A mi me gusta llamar y que me llamen, y hablar con mi amiga canadiense por el chat o por skype, y enviar un correo a un amigo para decirle que Clara tiene un blog de cine precioso que se llama Señora Danvers, la mala de la película “Rebeca” . Me encanta wasapear con mi amiga May y recordar aquellos ejercicios espirituales en el Escorial donde hacíamos de todo menos rezar, y poner un emoticono de “locas, locas". 


Yo abogo por recuperar la vida social, la conversación cara a cara, y esos espacios divertidos y tranquilos como la cocina, la terraza, el café de debajo de la oficina o al terminar mi partido de paddle, sentarme con mis amigas sudadas y tomarnos esa coca-cola fría y decir quien ha jugado mejor combinando en la misma frase de la conversación como son los bolsos de oferta en Mango y que las rebajas este año no han sido demasiado buenas.
 
Me gusta no hacer nada en la cola del Carrefour mirar a quien está delante y ver qué come habitualmente y quizás también mirar detrás a quien lleva solo una barra de pan para decirle  ¿Solo lleva eso?... pues pase que yo llevo más.
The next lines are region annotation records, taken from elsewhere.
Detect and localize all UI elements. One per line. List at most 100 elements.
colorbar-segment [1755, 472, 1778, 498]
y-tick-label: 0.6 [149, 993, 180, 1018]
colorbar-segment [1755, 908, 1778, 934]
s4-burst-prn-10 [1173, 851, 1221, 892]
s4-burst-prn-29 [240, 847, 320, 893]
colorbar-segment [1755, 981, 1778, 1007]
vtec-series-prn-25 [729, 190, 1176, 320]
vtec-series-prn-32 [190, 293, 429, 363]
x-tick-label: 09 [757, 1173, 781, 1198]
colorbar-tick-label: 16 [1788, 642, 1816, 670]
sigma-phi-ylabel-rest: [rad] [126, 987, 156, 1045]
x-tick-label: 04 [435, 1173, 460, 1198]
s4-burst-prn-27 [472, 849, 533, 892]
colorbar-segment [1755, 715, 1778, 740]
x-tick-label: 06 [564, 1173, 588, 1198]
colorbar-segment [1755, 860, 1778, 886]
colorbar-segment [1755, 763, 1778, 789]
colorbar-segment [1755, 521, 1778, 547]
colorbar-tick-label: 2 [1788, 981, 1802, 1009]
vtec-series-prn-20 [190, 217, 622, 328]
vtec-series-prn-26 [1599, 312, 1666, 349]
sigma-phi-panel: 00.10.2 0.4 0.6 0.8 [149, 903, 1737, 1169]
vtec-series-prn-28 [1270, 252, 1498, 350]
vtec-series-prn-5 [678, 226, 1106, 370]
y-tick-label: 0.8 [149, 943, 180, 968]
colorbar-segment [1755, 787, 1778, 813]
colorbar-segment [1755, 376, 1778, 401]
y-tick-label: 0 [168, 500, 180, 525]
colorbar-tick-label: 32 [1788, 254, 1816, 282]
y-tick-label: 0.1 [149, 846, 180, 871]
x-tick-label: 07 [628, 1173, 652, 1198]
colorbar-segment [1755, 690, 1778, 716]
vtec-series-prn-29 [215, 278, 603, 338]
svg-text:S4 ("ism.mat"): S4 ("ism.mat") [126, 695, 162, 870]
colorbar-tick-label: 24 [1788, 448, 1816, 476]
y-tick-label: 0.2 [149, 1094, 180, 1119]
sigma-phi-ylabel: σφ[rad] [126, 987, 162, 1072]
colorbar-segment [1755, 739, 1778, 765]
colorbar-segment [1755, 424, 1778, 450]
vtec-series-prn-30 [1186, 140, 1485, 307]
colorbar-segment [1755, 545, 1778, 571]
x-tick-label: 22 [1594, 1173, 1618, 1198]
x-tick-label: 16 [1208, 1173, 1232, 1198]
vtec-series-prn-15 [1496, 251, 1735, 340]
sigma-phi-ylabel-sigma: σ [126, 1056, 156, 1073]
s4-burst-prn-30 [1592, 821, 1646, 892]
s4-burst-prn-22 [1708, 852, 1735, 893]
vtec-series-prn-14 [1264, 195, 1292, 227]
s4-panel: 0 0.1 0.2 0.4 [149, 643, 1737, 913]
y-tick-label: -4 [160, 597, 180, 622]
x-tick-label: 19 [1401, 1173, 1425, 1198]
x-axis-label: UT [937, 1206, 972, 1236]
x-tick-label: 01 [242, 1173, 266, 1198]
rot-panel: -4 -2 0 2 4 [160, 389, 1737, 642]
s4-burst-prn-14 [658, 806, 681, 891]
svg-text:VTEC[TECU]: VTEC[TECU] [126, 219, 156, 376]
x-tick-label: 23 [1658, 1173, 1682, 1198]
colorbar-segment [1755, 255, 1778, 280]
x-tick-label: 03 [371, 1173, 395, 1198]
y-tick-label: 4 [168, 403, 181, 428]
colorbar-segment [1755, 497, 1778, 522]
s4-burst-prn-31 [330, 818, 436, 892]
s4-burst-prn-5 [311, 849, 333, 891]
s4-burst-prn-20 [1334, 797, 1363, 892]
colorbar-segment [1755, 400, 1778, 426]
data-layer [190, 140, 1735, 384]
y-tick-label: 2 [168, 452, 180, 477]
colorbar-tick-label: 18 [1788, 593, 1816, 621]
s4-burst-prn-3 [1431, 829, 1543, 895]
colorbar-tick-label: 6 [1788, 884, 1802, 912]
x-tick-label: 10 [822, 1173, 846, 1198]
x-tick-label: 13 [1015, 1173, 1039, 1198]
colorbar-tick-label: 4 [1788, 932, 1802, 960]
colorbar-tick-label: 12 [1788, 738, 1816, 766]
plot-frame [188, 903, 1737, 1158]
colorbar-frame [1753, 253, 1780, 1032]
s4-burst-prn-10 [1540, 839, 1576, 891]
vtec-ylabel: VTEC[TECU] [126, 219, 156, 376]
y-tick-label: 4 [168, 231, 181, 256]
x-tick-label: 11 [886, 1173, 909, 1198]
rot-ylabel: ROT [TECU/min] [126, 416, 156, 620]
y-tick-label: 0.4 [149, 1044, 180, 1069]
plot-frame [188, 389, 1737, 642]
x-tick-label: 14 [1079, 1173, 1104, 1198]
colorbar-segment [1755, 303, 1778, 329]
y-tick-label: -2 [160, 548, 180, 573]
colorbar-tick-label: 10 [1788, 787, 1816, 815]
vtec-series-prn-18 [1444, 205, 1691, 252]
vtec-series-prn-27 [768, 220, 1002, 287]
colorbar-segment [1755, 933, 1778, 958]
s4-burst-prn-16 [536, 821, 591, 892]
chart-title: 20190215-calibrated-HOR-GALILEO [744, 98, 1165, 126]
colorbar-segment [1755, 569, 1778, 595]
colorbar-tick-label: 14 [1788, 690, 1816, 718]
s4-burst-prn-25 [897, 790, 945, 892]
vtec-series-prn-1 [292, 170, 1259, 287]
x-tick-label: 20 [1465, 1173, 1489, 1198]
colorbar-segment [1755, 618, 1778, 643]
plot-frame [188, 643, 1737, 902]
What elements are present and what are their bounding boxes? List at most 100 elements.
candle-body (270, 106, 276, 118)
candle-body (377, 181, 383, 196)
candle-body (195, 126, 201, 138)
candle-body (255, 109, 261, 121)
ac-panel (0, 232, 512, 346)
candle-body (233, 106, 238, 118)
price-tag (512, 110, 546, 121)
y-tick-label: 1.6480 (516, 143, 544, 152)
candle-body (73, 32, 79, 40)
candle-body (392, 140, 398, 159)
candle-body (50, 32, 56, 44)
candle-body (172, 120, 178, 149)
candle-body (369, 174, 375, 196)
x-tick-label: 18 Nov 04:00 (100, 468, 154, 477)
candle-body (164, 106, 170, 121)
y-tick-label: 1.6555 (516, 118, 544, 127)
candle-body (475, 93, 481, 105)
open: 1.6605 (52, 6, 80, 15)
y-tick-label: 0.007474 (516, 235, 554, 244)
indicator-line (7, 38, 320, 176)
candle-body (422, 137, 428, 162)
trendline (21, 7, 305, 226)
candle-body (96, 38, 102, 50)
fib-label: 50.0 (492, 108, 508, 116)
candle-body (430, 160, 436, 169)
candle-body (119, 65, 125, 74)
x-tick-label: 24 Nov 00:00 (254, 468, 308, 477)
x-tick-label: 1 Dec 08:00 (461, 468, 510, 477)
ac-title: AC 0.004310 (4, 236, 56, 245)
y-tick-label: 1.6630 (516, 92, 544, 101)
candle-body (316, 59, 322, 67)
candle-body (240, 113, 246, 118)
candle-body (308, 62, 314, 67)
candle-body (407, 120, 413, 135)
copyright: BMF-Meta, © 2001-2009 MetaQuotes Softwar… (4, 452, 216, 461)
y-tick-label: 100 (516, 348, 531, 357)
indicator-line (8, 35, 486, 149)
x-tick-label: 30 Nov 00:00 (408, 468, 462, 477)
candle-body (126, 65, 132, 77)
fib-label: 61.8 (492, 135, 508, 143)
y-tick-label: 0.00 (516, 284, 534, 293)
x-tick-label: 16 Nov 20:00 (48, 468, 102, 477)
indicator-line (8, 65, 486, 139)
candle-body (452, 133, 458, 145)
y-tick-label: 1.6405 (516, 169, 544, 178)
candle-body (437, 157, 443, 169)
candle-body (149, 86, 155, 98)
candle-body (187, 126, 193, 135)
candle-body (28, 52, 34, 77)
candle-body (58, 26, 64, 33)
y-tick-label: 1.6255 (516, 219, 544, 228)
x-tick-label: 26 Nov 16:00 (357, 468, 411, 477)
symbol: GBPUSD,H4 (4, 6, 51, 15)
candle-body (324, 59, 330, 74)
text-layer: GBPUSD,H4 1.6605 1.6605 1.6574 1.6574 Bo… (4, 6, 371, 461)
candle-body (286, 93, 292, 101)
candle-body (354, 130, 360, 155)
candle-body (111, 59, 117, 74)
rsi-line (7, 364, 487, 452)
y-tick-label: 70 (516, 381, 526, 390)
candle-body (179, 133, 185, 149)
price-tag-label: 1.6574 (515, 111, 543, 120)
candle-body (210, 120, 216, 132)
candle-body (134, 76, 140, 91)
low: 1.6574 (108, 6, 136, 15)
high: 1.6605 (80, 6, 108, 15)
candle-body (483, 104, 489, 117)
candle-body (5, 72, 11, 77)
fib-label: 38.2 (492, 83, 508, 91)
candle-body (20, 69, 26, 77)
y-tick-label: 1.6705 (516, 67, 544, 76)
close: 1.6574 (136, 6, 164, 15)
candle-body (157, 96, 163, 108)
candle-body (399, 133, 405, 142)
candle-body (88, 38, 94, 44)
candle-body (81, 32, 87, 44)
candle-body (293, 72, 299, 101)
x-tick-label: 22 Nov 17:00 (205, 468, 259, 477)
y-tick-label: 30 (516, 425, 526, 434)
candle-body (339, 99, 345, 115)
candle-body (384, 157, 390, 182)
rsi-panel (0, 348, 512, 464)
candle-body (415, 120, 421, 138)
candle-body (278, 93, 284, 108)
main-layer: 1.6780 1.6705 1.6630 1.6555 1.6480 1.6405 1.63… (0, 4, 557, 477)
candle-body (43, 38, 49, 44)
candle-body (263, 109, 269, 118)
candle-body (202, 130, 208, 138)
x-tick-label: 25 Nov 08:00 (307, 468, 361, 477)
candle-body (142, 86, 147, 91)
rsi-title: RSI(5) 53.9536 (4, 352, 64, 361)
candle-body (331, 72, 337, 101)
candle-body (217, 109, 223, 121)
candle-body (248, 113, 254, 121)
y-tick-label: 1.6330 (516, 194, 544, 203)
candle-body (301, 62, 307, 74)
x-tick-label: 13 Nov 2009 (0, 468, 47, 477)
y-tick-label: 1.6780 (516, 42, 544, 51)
Y escuchar: gracias que amable, pero yo no llevo prisa porque mi hija esta buscando....., y después seguir conversando mientras la señora de delante termina de poner todo lo que lleva en el carrito sobre la cinta y una cajera que lleva un piercing en la ceja, que me he fijado y  se llama Jessy, le sonríe cuando pasa por el lector un bote de grajeas de alcachofa, de esas para adelgazar, y a mi me empuja un chiquillo con un smartphone en la mano...
 
Por cierto dejo de escribir este post para contestar a Bulow que  dice en  nuestro grupo de wspp que hace un tiempo horrible en Toronto y Ricardo ya le ha contestado "vente conmigo al Caribe" con una foto espectacular en traje de baño.